Take These Steps to Request
After-Hours/Emergency Part D Prescriptions
If you require a coverage determination
for a medication outside
of normal business hours or
during an emergency, simply
follow these steps.
Hours of operation
The Windsor Medicare Extra Member
Services department is available
at
1-800-316-2273. Normal business
hours are 7 a.m. to 8 p.m.,
Central Time, seven days a week.
During an emergency
Contact Member Services at
1-800-316-2273 or
615-782-7878
(TTY:
1-800-848-0298). If the
Windsor Medicare Extra pharmacy
staff determines that without the
medication your health may be in
jeopardy, they will execute a onetime
emergency fill. Then they will
process the request as quickly as
possible while the coverage determination
is under review.
After hours
The after-hours process for requesting
standard or expedited coverage
determinations begins with faxing
the request to
615-782-7869.
Windsor Medicare Extra pharmacy
staff is alerted electronically
that a fax has been received.
Additionally, you may call the
emergency after-hours cell
phone at 615-557-2453, and
issue verbal expedited or
standard coverage determination
requests. The after-hours
contact information is
also posted online at
www.WindsorExtra.com.
All expedited and standard
requests outside
business hours will be
accepted.
Windsor Medicare Extra is a product of Windsor Health Plan, Inc., a Medicare Advantage organization with a Medicare contract.
The benefit information provided herein is a brief summary, not a comprehensive description of benefits. For more information contact the plan.
Benefits, formulary, pharmacy network, premium and/or co-payments/co-insurance may change on January 1, 2011.
You must continue to pay your Medicare Part B premium.
People with limited incomes may qualify for Extra Help to pay for their prescription drug costs. If eligible, Medicare could pay for up to one hundred (100) percent of drug costs including monthly prescription drug premiums, annual deductibles, and co-insurance. Additionally, those who qualify will not be subject to the coverage gap or a late enrollment penalty. Many people are eligible for these savings and don't even know it. for more information about this Extra Help, contact your local Social Security Office at 1-800-772-1213 between 7 am and 7 pm, Monday through Friday. TTY users should call 1-800-325-0778. Or you can call 1-800-MEDICARE (1-800-633-4227), 24 hours per day, 7 days per week. TTY users should call 1-877-486-2048.
To request materials in alternative formats (i.e. large print or audio compact disk) or other languages, please contact our Customer Service department at 1-800-316-2273 (TTY: 1-866-460-7617) 7 a.m. - 8 p.m. Central Time, seven days a week.
In general, beneficiaries must use network pharmacies to access their prescription drug benefit, except in non-routine circumstances, and quantity limitations and restrictions may apply.
You must use plan providers except in emergency or urgent care situations or for out-of-area renal dialysis or other services. If you obtain routine care from out-of-network providers neither Medicare nor Windsor Medicare Extra will be responsible for the costs.

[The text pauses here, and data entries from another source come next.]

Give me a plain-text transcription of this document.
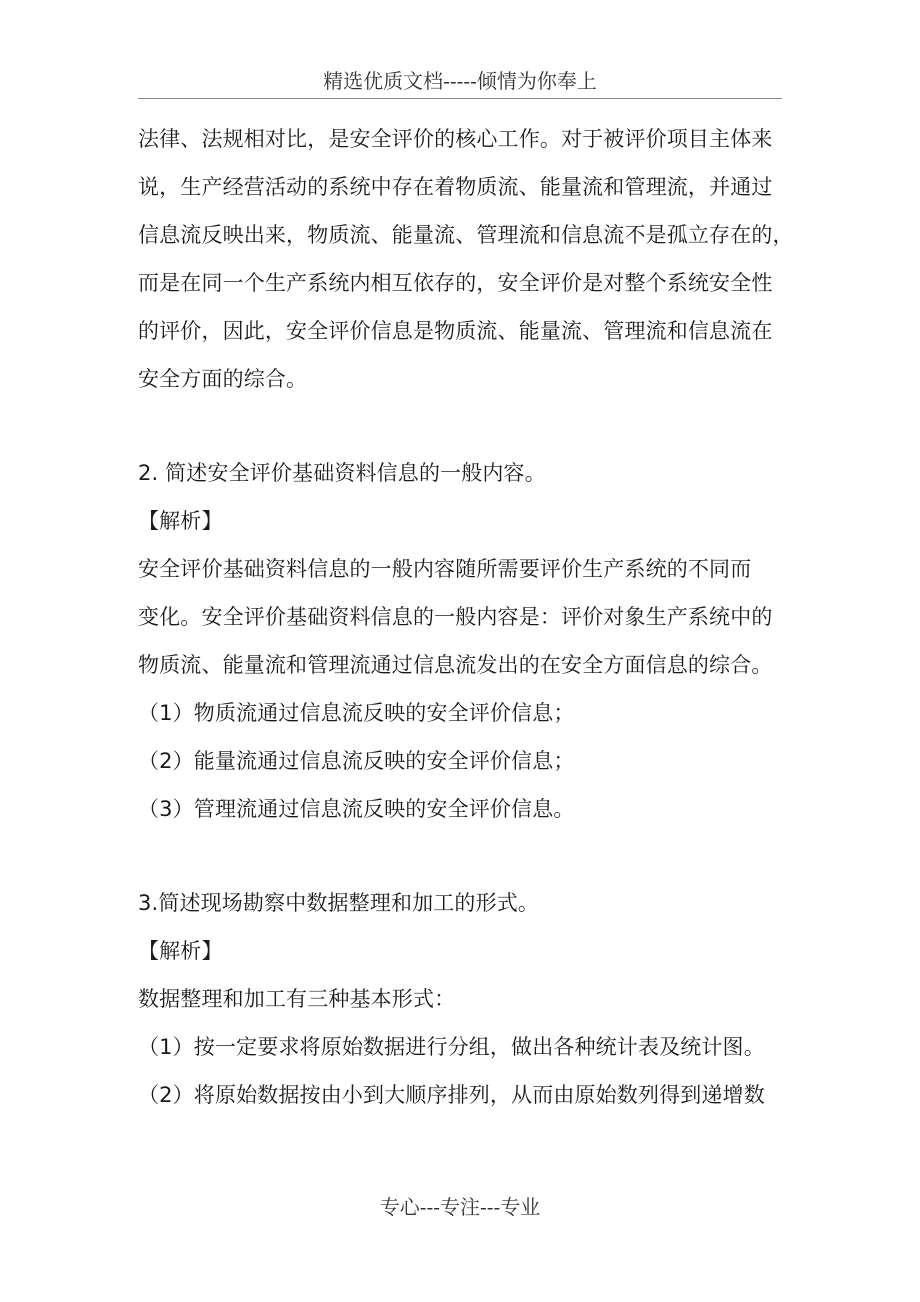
精选优质文档-----倾情为你奉上
法律、法规相对比，是安全评价的核心工作。对于被评价项目主体来
说，生产经营活动的系统中存在着物质流、能量流和管理流，并通过
信息流反映出来，物质流、能量流、管理流和信息流不是孤立存在的，
而是在同一个生产系统内相互依存的，安全评价是对整个系统安全性
的评价，因此，安全评价信息是物质流、能量流、管理流和信息流在
安全方面的综合。
2. 简述安全评价基础资料信息的一般内容。
【解析】
安全评价基础资料信息的一般内容随所需要评价生产系统的不同而
变化。安全评价基础资料信息的一般内容是：评价对象生产系统中的
物质流、能量流和管理流通过信息流发出的在安全方面信息的综合。
（1）物质流通过信息流反映的安全评价信息；
（2）能量流通过信息流反映的安全评价信息；
（3）管理流通过信息流反映的安全评价信息。
3.简述现场勘察中数据整理和加工的形式。
【解析】
数据整理和加工有三种基本形式：
（1）按一定要求将原始数据进行分组，做出各种统计表及统计图。
（2）将原始数据按由小到大顺序排列，从而由原始数列得到递增数
专心---专注---专业
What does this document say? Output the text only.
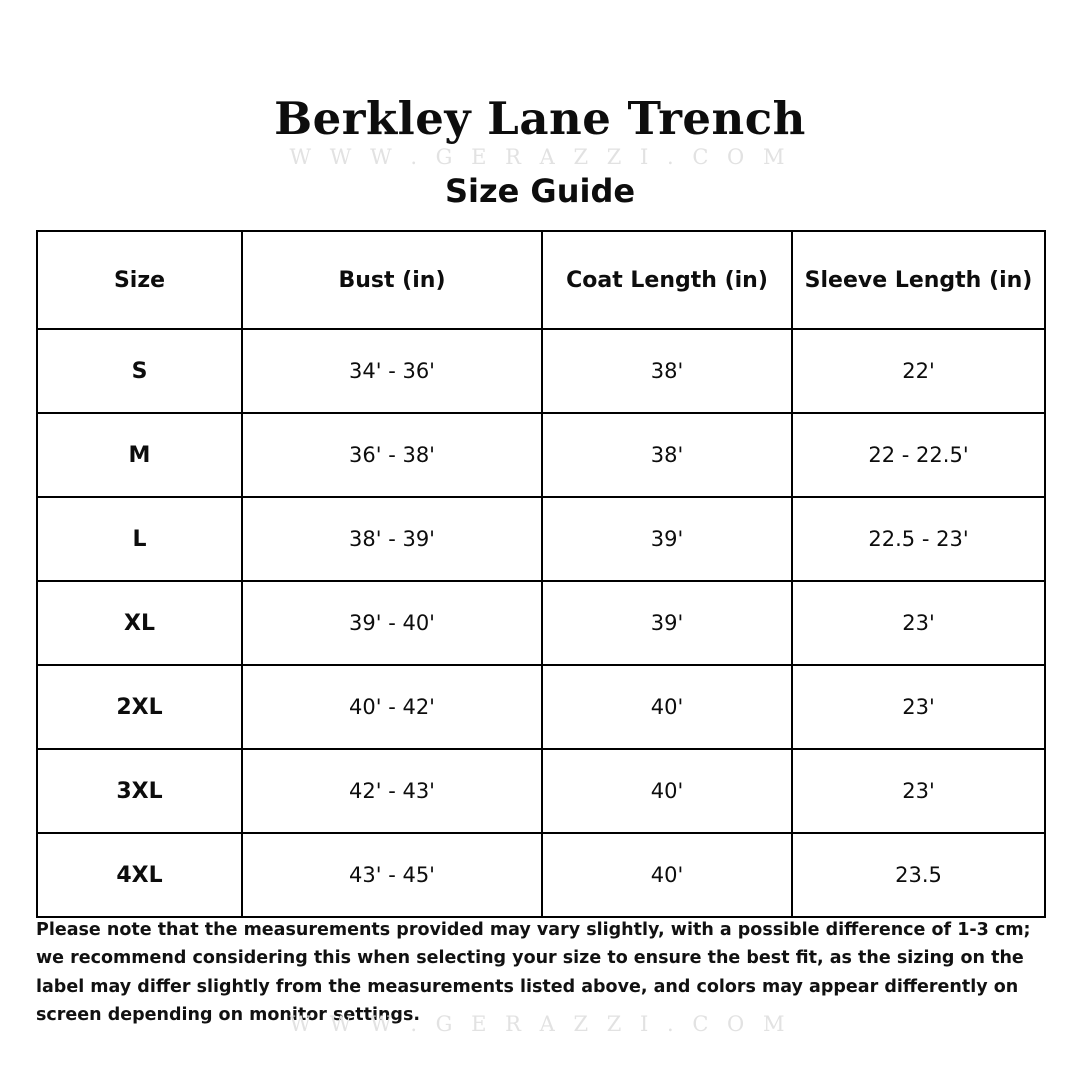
W W W . G E R A Z Z I . C O M
Berkley Lane Trench
Size Guide
Size	Bust (in)	Coat Length (in)	Sleeve Length (in)
S	34' - 36'	38'	22'
M	36' - 38'	38'	22 - 22.5'
L	38' - 39'	39'	22.5 - 23'
XL	39' - 40'	39'	23'
2XL	40' - 42'	40'	23'
3XL	42' - 43'	40'	23'
4XL	43' - 45'	40'	23.5
Please note that the measurements provided may vary slightly, with a possible difference of 1-3 cm; we recommend considering this when selecting your size to ensure the best fit, as the sizing on the label may differ slightly from the measurements listed above, and colors may appear differently on screen depending on monitor settings.
W W W . G E R A Z Z I . C O M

Windsor Medicare Extra Comp Plus Plan (HMO SNP) is available to all persons with Medicare who also receive Medical Assistance from their state Medicaid/Tenncare programs. Premiums, co-pay, co-insurance and deductible amounts are based on the level of Extra Help you receive. You should check with your state to confirm your eligibility level, or contact the plan for further details.
Windsor Medicare Extra Diabetes Plan (HMO SNP) is available to all persons with Medicare who have been diagnosed with diabetes mellitus by a physician. Physician documentation of your condition to demonstrate your eligibility for the plan will be required to complete your enrollment in the plan.
Windsor Medicare Extra Fusion Plan (HMO SNP) is available to all persons with Medicare who have been diagnosed with the following chronic or disabling conditions: bipolar disorder, major depression, paranoid disorder, schizophrenia, schizoaffective disorder. Physician documentation of your condition to demonstrate your eligibility for the plan will be required to complete your enrollment in the plan.